I froze, still holding on to the windowsill. “What did you say?”
I turned away from the fire outside. Carwyn met my eyes with a level gaze. He looked different than I could have imagined anyone would while saying something like that. There was a look of fixed despair about his face, as if he was gazing at someone dead, as far away from him as that.
“They say that doppelgangers don’t dream,” said Carwyn. “That you have to have a soul to dream.”
“I don’t understand what you’re saying,” I said, slowly. I had slept in the same bed as him, his head on a pillow beside mine, and he had not slept any differently than anyone else. “I don’t know whether doppelgangers dream or not. I have never known any doppelgangers but you.”
“I haven’t known many either. There aren’t many,” said Carwyn. “The hood is license for any cruelty. The faceless are as good as voiceless: nobody would listen if any one of us called for help. I told you this already. We look like those who would have died young without the Dark magic that saved them and made us. We die young instead of them.”
He almost never seemed or sounded serious. Even now, when he was talking about the death of his own kind, his lip was curled and there was an uncertain wicked flicker in his eyes that made me think he was about to make a joke. I felt wary, waiting for the twist, waiting for the doppelganger’s trick.

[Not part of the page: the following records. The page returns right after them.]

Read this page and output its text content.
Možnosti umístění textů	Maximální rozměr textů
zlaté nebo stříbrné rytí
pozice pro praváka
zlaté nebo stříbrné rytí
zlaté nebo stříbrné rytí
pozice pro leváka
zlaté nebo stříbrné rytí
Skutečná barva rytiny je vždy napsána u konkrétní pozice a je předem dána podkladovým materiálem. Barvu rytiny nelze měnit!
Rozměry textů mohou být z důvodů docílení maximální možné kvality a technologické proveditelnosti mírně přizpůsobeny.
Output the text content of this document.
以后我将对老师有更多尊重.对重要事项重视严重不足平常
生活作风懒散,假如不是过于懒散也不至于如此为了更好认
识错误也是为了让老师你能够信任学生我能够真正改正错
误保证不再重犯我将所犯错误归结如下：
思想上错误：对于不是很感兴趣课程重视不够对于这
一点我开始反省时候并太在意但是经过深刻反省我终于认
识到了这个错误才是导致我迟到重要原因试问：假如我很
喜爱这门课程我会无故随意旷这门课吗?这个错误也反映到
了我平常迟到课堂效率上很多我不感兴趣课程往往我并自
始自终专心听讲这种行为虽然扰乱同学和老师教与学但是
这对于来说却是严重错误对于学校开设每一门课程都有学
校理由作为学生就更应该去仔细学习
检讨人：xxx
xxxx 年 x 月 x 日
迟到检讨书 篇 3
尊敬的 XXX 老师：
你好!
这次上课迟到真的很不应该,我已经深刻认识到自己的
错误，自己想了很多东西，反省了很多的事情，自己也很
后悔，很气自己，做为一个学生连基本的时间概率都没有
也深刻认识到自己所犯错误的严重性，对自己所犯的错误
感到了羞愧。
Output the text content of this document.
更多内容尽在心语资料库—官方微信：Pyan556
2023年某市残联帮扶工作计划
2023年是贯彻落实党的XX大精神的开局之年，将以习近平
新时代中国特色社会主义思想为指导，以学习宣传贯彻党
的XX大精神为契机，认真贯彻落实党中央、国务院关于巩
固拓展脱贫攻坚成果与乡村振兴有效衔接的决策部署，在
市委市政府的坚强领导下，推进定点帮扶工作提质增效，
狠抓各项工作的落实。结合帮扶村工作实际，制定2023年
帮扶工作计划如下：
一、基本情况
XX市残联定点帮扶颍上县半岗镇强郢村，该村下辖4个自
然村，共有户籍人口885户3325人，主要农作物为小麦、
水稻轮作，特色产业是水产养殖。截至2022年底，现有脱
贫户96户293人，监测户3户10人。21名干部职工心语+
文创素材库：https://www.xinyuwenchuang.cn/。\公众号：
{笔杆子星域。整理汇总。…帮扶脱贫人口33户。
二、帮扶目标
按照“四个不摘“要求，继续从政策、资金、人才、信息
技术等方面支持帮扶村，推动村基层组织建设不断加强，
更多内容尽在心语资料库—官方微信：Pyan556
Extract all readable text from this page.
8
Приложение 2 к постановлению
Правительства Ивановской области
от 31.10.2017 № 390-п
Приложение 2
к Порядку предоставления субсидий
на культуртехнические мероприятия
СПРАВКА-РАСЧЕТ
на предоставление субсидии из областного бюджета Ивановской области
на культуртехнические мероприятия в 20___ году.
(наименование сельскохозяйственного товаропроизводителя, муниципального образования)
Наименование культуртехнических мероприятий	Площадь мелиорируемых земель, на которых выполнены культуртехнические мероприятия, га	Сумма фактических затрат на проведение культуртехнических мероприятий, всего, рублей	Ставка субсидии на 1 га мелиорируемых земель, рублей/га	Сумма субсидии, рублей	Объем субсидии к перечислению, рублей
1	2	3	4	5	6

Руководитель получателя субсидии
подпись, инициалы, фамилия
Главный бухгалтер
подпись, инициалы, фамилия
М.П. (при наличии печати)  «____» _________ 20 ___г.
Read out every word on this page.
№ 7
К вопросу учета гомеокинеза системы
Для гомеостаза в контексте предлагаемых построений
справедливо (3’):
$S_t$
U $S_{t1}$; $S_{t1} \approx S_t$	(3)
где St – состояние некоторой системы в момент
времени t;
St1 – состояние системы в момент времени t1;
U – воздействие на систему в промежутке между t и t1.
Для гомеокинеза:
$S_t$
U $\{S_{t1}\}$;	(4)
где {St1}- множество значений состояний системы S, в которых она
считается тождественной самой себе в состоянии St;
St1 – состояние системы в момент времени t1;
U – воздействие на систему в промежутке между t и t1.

“I know as much about doppelgangers as you do,” said Carwyn. “All I know about doppelgangers is what I’ve been told. I never knew if I had a soul, and while I was buried I lived in a wild, degraded, disgusting way. I remember hating the way I lived sometimes when I was younger, but more and more I didn’t care. I thought I couldn’t care and that nothing mattered. And then I met you, and you tried so hard to make things right for Ethan and for your family and even for me. I could not figure out why you did what you did for me. I was a stranger. I thought . . . it might be because you liked me, but now I know you don’t. I’m glad you don’t. There have been a couple of people who were kind to me because they thought I was interesting or good-looking or useful. You were kind to someone you didn’t know and shouldn’t have trusted. That was what taught me who you are. You woke all the old shadows in me that wanted to be something like a person. I thought I would never want that again.”